Das Glacis sei bei Weitem nicht so artenreich wie vermutet. Probleme bereitet hier vor allem der hohe Nähstoffgehalt des Bodens – durch zum Beispiel nicht eingesammelten Hundekot und abgestorbene Biomasse. Das lasse bestimmte Arten wachsen und verdränge damit andere, meist heimische, so Ehrig. Eine weitere Erkenntnis: Auch der Altbaumbestand ist akut durch Überdüngung und Konkurrenzdruck gefährdet. „Zum Beispiel brauchen Eichen viel Platz und Licht. Dieses nehmen ihnen oft schnell wachsende Baumarten wie Ahorn weg“, weiß der Experte.

Akut gefährdet sei auch die „ökologische Elastizität“ – durch Klimawandelprobleme und Konkurrenzdruck. Planer Ehm Eike Ehrig empfiehlt hier unter anderem eine behutsame Auslichtung unter den großen Bäumen und Nachpflanzungen mit klimaverträglichen Arten. Dafür und für die Pflege an sich müsse deutlich mehr Geld in die Hand genommen werden als bisher, lautete ein weiterer Rat, den die Stadt Minden im Beschlussvorschlag auch berücksichtigt hat.

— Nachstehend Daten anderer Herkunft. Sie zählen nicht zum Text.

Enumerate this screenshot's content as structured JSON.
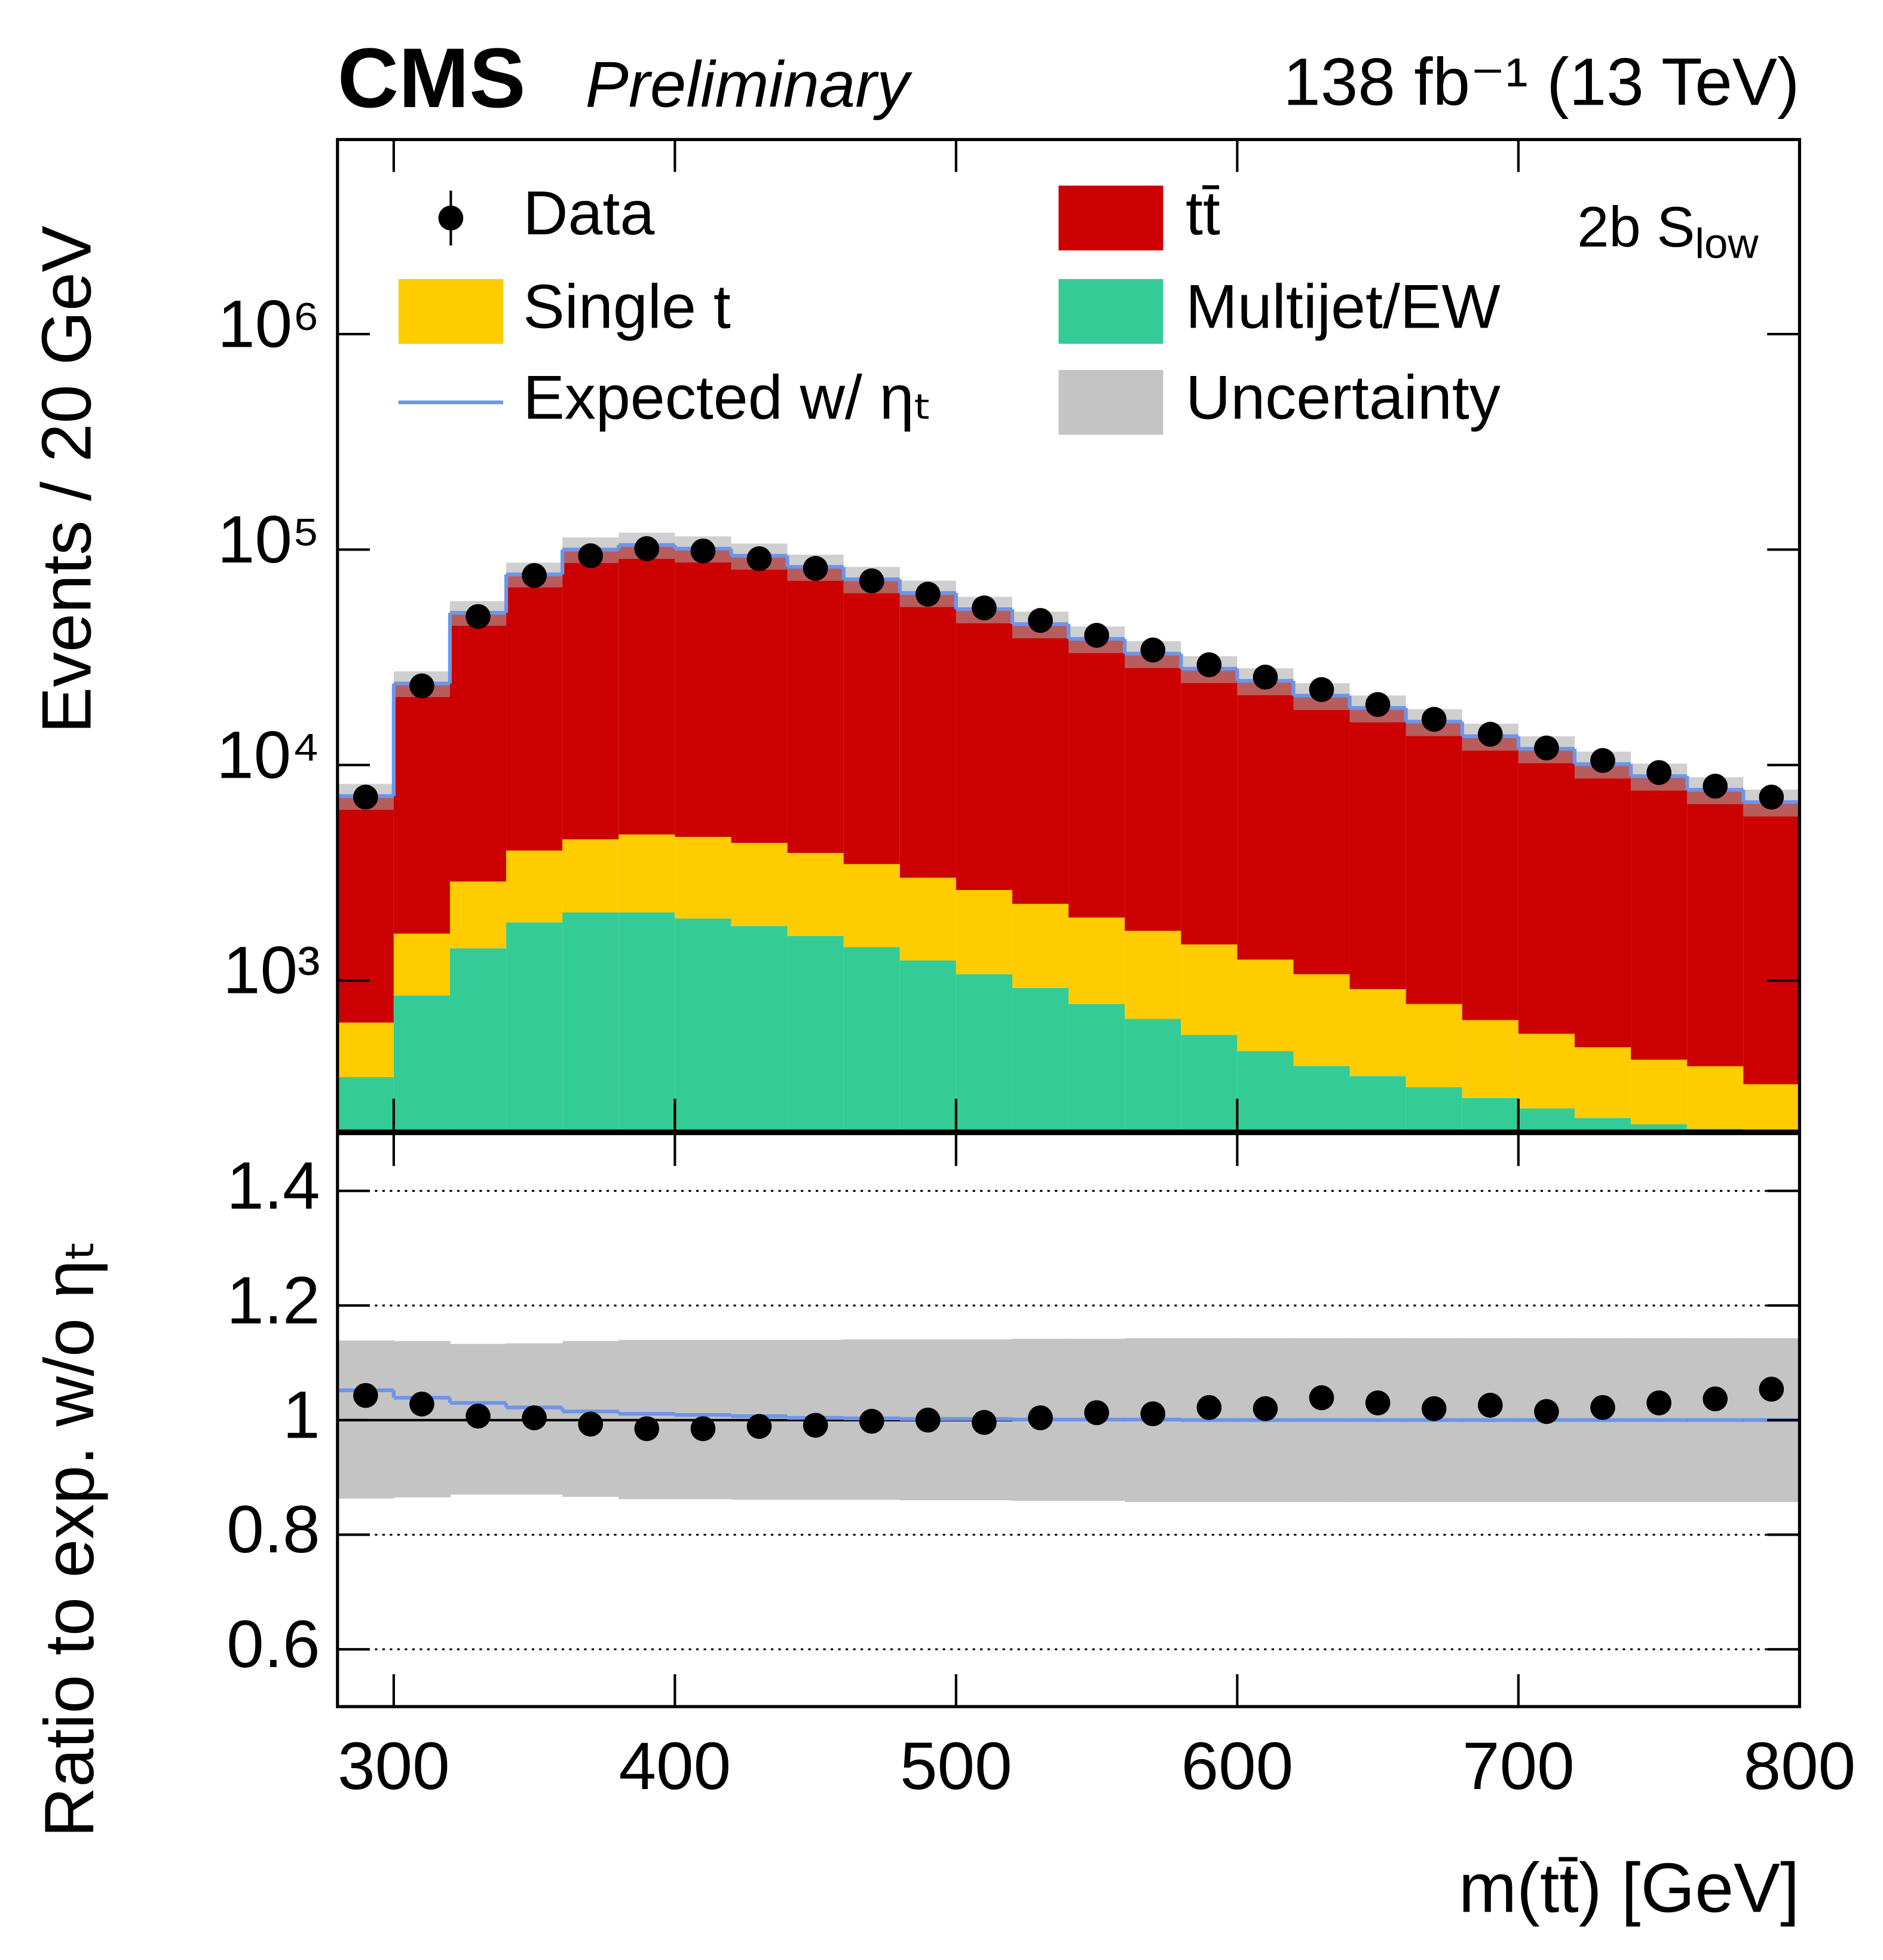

Das Konzept soll eine verlässliche Basis für alle zukünftigen Entscheidungen der Stadt sein und ist gleichzeitig auch eine Grundlage für die Beantragung von Fördermitteln. Die Bezirksregierung habe signalisiert, dass die im Konzept festgehaltenen Maßnahmen grundsätzlich förderfähig seien, so Lars Bursian im Ausschuss. Die Fortschreibung des Integrierten Handlungskonzeptes Innenstadt (ISEK) sehe vor, das Glacis und damit die gesamte Innenstadt attraktiver zu gestalten. Dafür sollen rund 7,3 Millionen Euro in den kommenden sechs Jahren ab 2021 investiert werden.

Aufgestellt wurde auch ein Prioritäten- und Maßnahmenplan. Als erster Schritt sind Maßnahmen im Fischerglacis vorgesehen. Hier sollen unter anderem Fuß- und Radwege in wassergebundener Bauweise erstellt, Sukzessionsgehölze entfernt, Blickbeziehungen geschaffen und der Teich an der Kaiservilla entschlammt werden.

Vor der ersten Maßnahme sollen Testflächen für Laubentnahmen festgelegt werden. „Dieses ist nicht unumstritten“, so Planer Ehm Eike Ehrig. Er erhofft sich damit jedoch die vorherrschende Überdüngung auf Dauer zu reduzieren. Ob die Laubentnahme eine erfolgversprechende Maßnahme ist, werde dann im Nachhinein die Auswertung der Böden auf den Testflächen zeigen.

Laut Konzept sollen Radfahrer und Fußgänger künftig möglichst getrennt durch die Grünanlage geführt werden, weil es hier in der Vergangenheit immer wieder Konflikte gegeben hat. Dafür müssen einige Wege ausgebaut werden und andere sollen verschwinden. Für den Bereich Weserpromenade gibt es einen aktuell laufenden Wettbewerb, der Mitte August gestartet ist. Hier sollen nicht nur die Themen des Pflege- und Entwicklungskonzeptes Glacis beachtet werden, sondern ebenso gute Lösungen für den Bereich Schlagde und deren Umfeld gefunden werden.